Hi! Chemo is an interesting journey. Please keep in mind that chemo is different for everyone. I wasn't as sick as I thought I would be. I didn't really vomit (I wanted to, but couldn't) but I did have diarhea. If it wasn't diarhea, then I was constipated. I was very nauseated and dizzy. I do have neuropathy as a result of chemo. It should go away. It gets a little better every day. Chemo brain sucks and I was always tired. Invest in lotion. My skin is really dry now, but lotion is my best friend.
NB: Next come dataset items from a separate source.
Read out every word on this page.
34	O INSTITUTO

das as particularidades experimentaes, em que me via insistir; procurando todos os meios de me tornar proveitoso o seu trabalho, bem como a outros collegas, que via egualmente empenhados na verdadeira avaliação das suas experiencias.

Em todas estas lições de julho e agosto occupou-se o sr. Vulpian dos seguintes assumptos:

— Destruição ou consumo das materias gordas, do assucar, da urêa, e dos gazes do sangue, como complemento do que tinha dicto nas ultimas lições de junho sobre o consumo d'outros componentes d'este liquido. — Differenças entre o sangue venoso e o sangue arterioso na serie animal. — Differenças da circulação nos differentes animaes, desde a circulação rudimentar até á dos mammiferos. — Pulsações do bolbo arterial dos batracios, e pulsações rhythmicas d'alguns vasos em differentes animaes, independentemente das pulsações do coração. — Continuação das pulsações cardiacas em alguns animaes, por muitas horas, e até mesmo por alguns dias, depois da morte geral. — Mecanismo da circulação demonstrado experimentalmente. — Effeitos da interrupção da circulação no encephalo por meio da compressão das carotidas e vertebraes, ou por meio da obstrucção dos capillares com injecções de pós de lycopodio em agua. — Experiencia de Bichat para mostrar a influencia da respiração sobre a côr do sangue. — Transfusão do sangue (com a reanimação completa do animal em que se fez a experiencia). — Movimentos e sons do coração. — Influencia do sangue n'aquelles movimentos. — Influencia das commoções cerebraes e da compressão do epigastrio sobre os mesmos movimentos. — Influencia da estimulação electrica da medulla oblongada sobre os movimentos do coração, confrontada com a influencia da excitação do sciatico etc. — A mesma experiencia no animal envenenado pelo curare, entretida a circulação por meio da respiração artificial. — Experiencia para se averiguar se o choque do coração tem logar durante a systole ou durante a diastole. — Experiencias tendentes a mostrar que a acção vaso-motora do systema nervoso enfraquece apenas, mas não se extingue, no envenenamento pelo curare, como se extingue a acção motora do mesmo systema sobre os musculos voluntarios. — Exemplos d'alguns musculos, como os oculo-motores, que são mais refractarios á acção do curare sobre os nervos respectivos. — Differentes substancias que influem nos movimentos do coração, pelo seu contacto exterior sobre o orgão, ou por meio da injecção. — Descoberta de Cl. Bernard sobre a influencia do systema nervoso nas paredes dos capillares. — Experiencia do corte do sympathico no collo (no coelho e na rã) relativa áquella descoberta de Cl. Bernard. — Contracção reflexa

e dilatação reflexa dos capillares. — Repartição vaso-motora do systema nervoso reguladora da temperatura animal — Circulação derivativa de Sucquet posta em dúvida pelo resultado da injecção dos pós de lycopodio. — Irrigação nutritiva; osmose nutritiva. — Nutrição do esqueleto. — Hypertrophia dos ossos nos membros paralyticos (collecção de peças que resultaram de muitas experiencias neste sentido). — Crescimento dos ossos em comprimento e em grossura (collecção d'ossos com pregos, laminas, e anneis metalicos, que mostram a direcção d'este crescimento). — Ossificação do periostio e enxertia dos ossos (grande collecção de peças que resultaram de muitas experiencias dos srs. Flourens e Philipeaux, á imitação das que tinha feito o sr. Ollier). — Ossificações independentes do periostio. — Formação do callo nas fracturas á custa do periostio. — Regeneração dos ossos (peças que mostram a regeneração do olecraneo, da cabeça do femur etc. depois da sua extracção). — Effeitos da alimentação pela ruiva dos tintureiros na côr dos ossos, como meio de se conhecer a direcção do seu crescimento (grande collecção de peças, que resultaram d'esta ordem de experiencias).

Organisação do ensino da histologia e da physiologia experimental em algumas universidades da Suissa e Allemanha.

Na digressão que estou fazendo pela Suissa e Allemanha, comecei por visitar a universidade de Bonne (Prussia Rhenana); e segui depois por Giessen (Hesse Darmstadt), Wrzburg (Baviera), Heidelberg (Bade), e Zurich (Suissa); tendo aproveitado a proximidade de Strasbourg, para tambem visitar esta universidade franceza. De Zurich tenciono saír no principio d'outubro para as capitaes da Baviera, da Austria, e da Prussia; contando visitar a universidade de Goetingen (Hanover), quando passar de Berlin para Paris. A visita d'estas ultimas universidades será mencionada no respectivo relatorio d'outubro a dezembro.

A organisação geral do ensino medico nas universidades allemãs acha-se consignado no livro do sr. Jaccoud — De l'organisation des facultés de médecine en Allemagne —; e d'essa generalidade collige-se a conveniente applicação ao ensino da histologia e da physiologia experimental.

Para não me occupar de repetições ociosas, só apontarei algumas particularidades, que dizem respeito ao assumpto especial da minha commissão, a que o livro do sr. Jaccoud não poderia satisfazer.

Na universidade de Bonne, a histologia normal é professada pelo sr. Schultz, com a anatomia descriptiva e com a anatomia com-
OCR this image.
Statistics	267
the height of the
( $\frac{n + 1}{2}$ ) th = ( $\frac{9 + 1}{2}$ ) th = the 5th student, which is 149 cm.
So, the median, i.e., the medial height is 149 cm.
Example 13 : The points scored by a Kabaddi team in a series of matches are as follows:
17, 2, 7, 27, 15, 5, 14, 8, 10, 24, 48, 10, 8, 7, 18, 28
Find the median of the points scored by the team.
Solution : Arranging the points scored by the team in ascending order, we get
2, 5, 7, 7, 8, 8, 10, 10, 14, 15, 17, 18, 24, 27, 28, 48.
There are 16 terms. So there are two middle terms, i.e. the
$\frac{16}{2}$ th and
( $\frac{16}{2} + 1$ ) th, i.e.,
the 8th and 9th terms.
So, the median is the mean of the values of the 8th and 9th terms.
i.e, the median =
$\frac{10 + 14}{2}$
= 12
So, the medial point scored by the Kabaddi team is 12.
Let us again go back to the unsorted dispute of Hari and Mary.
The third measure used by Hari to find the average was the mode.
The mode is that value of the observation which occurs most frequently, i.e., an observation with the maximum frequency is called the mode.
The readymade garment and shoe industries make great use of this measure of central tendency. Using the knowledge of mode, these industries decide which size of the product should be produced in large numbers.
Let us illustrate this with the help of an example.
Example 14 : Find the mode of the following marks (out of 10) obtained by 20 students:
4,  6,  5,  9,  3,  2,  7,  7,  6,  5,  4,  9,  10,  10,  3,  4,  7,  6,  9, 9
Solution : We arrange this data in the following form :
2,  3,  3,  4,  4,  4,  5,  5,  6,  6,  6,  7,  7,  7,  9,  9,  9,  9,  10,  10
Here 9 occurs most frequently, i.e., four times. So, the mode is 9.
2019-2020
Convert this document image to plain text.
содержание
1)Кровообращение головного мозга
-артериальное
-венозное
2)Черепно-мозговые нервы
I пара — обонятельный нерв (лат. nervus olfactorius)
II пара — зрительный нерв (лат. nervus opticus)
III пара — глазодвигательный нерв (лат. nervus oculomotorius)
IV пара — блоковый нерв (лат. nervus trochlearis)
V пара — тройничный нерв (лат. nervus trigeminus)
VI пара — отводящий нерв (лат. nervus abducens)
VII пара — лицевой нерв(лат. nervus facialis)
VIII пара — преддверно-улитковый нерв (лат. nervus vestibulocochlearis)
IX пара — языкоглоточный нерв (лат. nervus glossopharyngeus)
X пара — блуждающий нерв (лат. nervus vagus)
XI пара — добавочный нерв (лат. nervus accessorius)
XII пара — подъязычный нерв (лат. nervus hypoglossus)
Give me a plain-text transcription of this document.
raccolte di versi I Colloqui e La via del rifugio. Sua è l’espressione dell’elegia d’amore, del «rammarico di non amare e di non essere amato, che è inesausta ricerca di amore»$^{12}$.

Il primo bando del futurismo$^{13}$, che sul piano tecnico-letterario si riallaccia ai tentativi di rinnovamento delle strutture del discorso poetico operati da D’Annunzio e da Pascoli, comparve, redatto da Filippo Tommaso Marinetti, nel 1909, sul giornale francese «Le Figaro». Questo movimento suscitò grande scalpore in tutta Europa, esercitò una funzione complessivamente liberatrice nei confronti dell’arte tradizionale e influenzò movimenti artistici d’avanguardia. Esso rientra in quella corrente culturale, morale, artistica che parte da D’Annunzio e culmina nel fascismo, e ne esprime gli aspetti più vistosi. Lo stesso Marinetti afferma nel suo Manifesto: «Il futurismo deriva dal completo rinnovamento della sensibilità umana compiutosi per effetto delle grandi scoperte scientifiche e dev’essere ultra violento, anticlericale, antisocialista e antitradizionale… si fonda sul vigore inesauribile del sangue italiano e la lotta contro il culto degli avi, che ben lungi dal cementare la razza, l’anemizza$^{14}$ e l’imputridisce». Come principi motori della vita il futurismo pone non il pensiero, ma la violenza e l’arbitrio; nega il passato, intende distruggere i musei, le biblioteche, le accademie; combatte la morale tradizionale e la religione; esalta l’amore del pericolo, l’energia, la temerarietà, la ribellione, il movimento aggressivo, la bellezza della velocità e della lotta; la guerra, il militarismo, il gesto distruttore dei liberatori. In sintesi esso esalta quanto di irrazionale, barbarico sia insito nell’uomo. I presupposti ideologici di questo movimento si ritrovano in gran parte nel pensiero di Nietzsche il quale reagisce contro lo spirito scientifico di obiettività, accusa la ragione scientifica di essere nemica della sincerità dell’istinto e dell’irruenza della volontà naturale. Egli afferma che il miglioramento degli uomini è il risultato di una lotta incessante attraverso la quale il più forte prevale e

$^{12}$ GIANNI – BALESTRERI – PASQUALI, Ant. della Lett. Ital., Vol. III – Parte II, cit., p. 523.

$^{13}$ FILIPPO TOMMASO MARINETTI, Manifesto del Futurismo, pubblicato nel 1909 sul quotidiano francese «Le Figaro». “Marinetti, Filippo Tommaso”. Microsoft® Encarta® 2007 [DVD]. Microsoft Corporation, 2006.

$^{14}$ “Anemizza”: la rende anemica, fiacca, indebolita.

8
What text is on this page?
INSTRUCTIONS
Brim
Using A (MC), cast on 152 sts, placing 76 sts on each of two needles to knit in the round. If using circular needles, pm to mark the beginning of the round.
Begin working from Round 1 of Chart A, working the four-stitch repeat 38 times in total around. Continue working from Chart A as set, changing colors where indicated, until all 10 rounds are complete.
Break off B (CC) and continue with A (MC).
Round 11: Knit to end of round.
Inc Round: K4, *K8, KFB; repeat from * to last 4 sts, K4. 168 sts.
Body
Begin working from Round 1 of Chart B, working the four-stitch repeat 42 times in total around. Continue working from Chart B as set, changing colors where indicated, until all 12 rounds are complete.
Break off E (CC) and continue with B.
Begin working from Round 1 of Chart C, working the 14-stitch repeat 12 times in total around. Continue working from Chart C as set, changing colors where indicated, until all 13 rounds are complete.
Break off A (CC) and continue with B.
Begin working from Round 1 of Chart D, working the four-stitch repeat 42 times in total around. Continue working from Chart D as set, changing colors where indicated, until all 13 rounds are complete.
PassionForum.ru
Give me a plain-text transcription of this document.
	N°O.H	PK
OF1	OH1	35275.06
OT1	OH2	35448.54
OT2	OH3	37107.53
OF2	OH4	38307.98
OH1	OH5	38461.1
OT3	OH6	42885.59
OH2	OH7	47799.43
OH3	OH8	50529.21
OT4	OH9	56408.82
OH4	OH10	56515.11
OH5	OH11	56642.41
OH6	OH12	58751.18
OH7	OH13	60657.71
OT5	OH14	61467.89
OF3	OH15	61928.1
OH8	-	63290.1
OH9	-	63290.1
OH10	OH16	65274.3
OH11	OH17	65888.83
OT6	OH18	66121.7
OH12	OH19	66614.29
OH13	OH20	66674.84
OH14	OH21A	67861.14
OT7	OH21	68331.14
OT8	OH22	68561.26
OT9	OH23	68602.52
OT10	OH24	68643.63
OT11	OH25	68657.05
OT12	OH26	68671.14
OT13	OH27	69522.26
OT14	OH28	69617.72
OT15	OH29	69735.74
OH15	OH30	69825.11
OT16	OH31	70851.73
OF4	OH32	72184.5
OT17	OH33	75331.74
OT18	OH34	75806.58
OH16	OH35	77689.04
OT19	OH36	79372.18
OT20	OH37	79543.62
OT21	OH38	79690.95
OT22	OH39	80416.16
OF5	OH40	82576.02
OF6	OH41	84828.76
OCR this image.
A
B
The Neulasta shots make your bones ache/hurt for a few days. Most of the side effects didn't last too long and not as bad as I imagined.
I did start losing my hair by week 3 (the doctor informed me and I hate when he is right. Hahaha). I took control and shaved my head. I haven't shaved my legs or armpits in months (wish it was summer LOL). I still have most of my eyelashes and eyebrows. But let me tell you how freeing it is not to shave and moss around with hair. I can be showered, dressed, and ready to go in 20 minutes; 30 if I put on make up.
Take advantage of the Look Good Feel Better program. It was great! There are great wigs, hats, and scarves. The American Cancer Society offer wonderful free wigs. Most importantly, be open and honest with your doctor about everything. They can help you. My oncologist is amazed when he asks how I am doing and I tell him FANTABULOUS with a big smile (and I mean it). My positive attitude helped me a lot.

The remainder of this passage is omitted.